Vienna, April 26 – The Russian Federation would benefit from the creation of a network of financial institutions operating according to Islamic norms because Muslims there would then place their money in “a transparent and legitimate banking system” rather than rely on informal and unregulated channels, according to a Muslim banker.
In an interview on Islamnews.ru today, Adelet Dzhabiyev, head of Russia’s first Islamic bank, said Russian security officials understand this but many other Russians believe that an Islamic bank would engage in “money-laundering and the financing of terrorism” (http://www.islamnews.ru.index.php?name=Articles&file=article&sid=863).
Those who think so could not be more wrong, the founder of the Badr-Forte Bank continued. Indeed, by attracting the funds Russia’s Muslims now hold into the banking system, he argued, Moscow could limit, as the United States and other Western governments already have, possibilities for transfer payments to Islamist radicals.
(The Russian Muslim banker notes that Western countries provide a range of approaches that Moscow might want to try, from allowing the creation of distinctively Muslim banks or supporting the establishment of Islamic sections within larger commercial banks.)
Islam prescribes precise rules for banking operations, rules that are very different from those generally used by Western-style financial institutions. Perhaps the most significant of these differences concerns the payment or acceptance of interest: Western banks allow it; Islamic banks do not.
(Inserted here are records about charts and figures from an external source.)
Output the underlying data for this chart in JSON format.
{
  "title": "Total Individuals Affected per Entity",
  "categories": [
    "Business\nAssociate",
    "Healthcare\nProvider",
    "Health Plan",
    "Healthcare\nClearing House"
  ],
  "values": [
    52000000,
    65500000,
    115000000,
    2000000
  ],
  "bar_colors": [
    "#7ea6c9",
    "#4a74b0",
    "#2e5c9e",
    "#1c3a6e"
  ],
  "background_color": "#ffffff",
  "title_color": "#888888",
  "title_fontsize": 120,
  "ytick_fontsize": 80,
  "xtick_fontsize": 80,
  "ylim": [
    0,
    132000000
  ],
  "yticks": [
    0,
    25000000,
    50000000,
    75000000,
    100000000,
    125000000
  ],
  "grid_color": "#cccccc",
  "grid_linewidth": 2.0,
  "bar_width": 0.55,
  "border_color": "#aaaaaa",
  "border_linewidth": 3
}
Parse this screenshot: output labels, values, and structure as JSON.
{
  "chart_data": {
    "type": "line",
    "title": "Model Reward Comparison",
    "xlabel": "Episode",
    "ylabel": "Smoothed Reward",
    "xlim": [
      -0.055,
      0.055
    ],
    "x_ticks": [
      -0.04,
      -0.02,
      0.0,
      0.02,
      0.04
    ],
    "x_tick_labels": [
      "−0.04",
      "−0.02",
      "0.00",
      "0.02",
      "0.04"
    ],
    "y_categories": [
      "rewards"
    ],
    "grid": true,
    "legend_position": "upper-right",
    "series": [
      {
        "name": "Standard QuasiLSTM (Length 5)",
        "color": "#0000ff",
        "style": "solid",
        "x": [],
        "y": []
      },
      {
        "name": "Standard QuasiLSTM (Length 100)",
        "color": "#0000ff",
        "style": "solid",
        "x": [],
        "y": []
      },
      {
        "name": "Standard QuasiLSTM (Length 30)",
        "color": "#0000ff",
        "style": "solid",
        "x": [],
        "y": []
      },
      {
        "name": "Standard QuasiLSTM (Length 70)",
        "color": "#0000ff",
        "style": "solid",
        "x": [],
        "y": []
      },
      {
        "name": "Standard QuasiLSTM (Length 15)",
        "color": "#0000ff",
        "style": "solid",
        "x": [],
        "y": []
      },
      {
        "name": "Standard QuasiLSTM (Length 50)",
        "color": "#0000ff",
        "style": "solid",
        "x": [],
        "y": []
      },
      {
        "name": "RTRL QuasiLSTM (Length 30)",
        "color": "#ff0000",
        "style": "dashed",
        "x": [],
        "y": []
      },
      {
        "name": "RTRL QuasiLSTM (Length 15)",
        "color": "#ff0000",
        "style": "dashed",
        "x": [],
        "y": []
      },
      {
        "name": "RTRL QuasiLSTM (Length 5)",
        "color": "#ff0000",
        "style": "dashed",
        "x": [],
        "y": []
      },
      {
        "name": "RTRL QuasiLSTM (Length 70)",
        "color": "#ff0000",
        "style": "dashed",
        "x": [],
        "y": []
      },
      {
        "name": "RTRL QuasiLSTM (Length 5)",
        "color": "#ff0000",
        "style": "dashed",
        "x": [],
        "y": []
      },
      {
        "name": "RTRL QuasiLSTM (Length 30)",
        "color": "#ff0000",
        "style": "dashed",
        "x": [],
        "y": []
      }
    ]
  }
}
Until recently, few of Russia’s Muslims either understood or appeared to care about such distinctions and generally deposited their money in one of the 1200 regular Russian banks at roughly the same rate as non-Muslims in the Russian Federation. But that is now changing and changing fast, Dzhabiyev said.
Ever more Muslims in the Russian Federation are following the provisions of the Koran and the Sunna, and many of them are now refusing to deposit money in banks that do not conform to Islamic rules. As a result, Muslims there hold a great deal of their funds in cash, something that limits the ability of the state to regulate how it is used.
Given their increasing numbers and wealth, however, the share of the financial pie in Russia occupied by Muslims is growing, a development that he suggests Russian officials have a self-interest in ensuring that such monies are available for investment in the country’s economy.
Unfortunately, Dzhabiyev continued, many Russian officials and politicians still fail to think “strategically” on this question, and the Russian government continues to put obstacles on the path to the development of a banking system and other financial institutions operating in conformity to Islamic precepts.
This situation could be easily remedied, he said, were the authorities to “create conditions so that the funds of Muslims could leave the informal channels and to as large an extent as possible, be included in the economic exchange of the country through various officially registered and legitimate structures.”
And to take advantage of such possibilities, Dzhabiyev argued, the Muslims of the Russian Federation “in turn must create suitable structures everywhere and in large quantities” – perhaps at first not banks but rather other financial institutions like cooperatives that the faithful could use if these structures follow Islamic law.
Despite this description of what might be possible, Dzhabiyev did not sound optimistic about the prospects for Islamic banking in Russia anytime soon. But another development this week suggests that the Muslims there may soon be flexing their economic muscle -- albeit in a more traditional way.
At a conference in Kazan on Tuesday, academics, religious leaders, and Tatarstan officials jointly called on the Russian State Duma to pass legislation that would allow the reestablishment of waqfs, the self-sustaining economic bodies created by Muslim contributions that support mosques and organize welfare among the faithful.
Such institutions were widespread in the Middle Volga and Central Asia prior to 1917 and in the first decade of Soviet power, and conference participants pointedly suggested that the “federal authorities [should] reanimate this pre-revolutionary system”
If Moscow does agree, such a step would make the more than 8,000 parishes of Russian Islam more financially independent not only from the state but also from foreign donors. And that change in turn would focus new attention on the financial clout of Russia’s Islamic community and could provide the foundation for Islamic banking there.